British law enforcement officials have begun a preliminary investigation into whether a lawmaker who vehemently opposed the U.S.-led war on Iraq misused money from an Iraqi aid charity he runs.
In addition, the governing Labor Party is investigating separate allegations that George Galloway also received money from Saddam Hussein's regime through the oil-for-food program, as reported by The Daily Telegraph.
Galloway, an outspoken Labor Party lawmaker, denied the report, calling it part of a "smear campaign" against war opponents and said he had begun legal proceedings against the newspaper.
"I have never solicited nor received money from Iraq for our campaign against war and sanctions," Galloway said in a statement.
Labor Party chairman Ian McCartney said his party would investigate the "extremely serious" allegations.

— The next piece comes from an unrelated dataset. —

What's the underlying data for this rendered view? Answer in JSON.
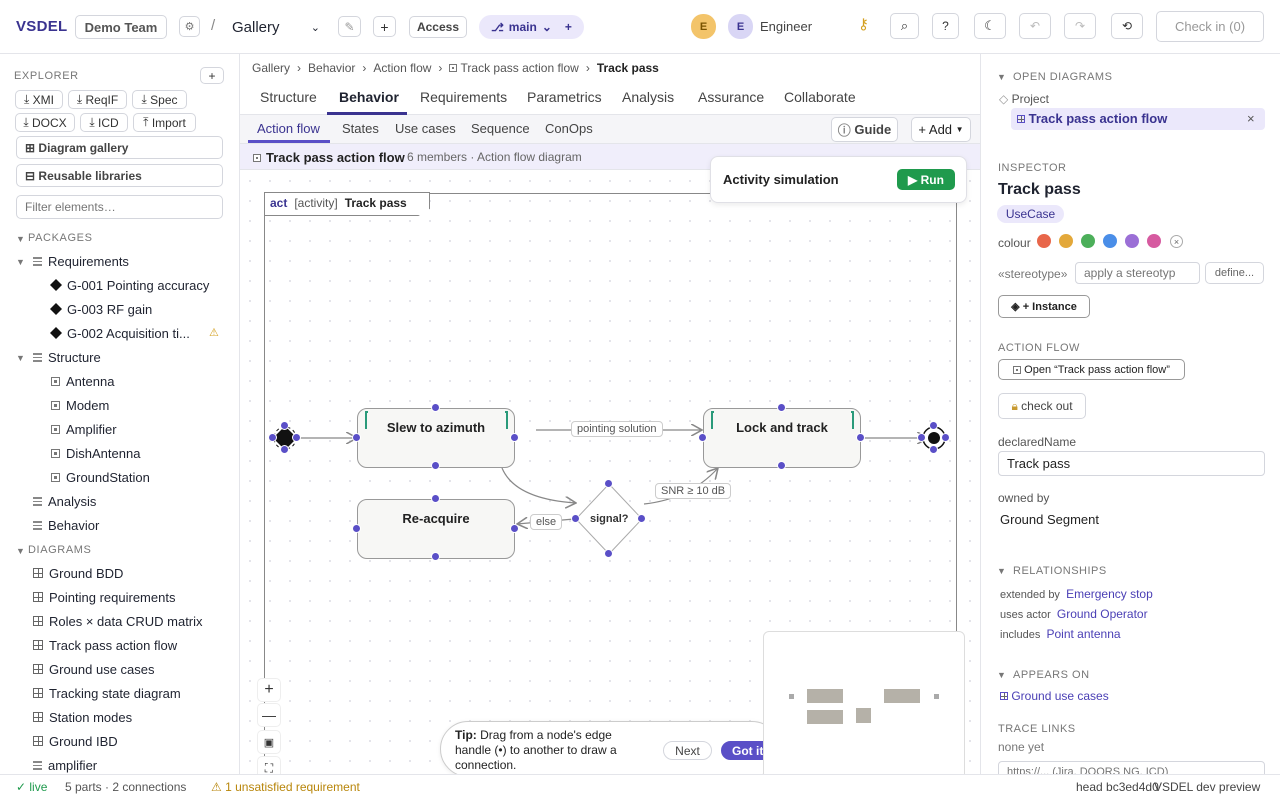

The newspaper said its correspondent in Baghdad had seen a memo to Saddam from the Iraqi intelligence service saying Galloway had asked for a larger cut of Iraq's exports under the oil-for-food program.
The January 2000 memo said Galloway received 10 cents to 15 cents from each of 3 million barrels of Iraqi oil a year, according to the newspaper. Under U.N. sanctions imposed after the 1990 invasion of Kuwait, Iraq was allowed to sell some oil to buy humanitarian supplies.
The newspaper reported that the memo said Galloway also had entered into partnership with an Iraqi broker to sell oil on the international market.
The Daily Telegraph said the memo was signed by the Iraqi intelligence chief, although the signature was illegible.
The newspaper said its reporter found the document and other files in Baghdad's looted Foreign Ministry.
In its Wednesday edition, the newspaper reproduced a memo allegedly written in response to the request by a senior aide to Saddam. It said Galloway had asked for "exceptional support which we cannot afford."
Galloway said the documents were forgeries or had been doctored and were part of a "smear campaign against those who stood against the illegal and bloody war on Iraq and against its occupation by foreign forces."
"I have never seen a barrel of oil, never owned one, never bought one, never sold one," Galloway said.
Daily Telegraph editor Charles Moore told Channel 4 television news: "We are completely confident. This is very straightforward, enterprising journalism."
Galloway also leads an anti-sanctions charity, the Mariam Appeal, and has traveled to Baghdad several times to deliver aid. The organization was set up in 1998 to raise funds for medical treatment for an Iraqi girl suffering from leukemia.
Galloway said the appeal was funded largely by the governments of the United Arab Emirates and Saudi Arabia and by Jordanian businessman Fawaz Zureikat.
Zureikat told The Associated Press in Jordan he was a donor, coordinator and supporter of the Mariam Appeal, and the document in The Daily Telegraph report was "fabricated."
Separately, The Times of London reported Wednesday that officials were investigating whether Galloway had misused money from the charity to pay for travel expenses.
A spokeswoman for Attorney General Lord Goldsmith confirmed officials were looking at whether Galloway had misused the charity's funds, but said the investigation was at a "very, very early stage."
Galloway has long opposed his government's policy on the Middle East. In an interview with Abu Dhabi TV last month, he called for Arab nations to "stand by the Iraqi people," and for British soldiers to refuse to fight.
The comments provoked condemnation from other Labor politicians and calls for Galloway to be expelled from the party.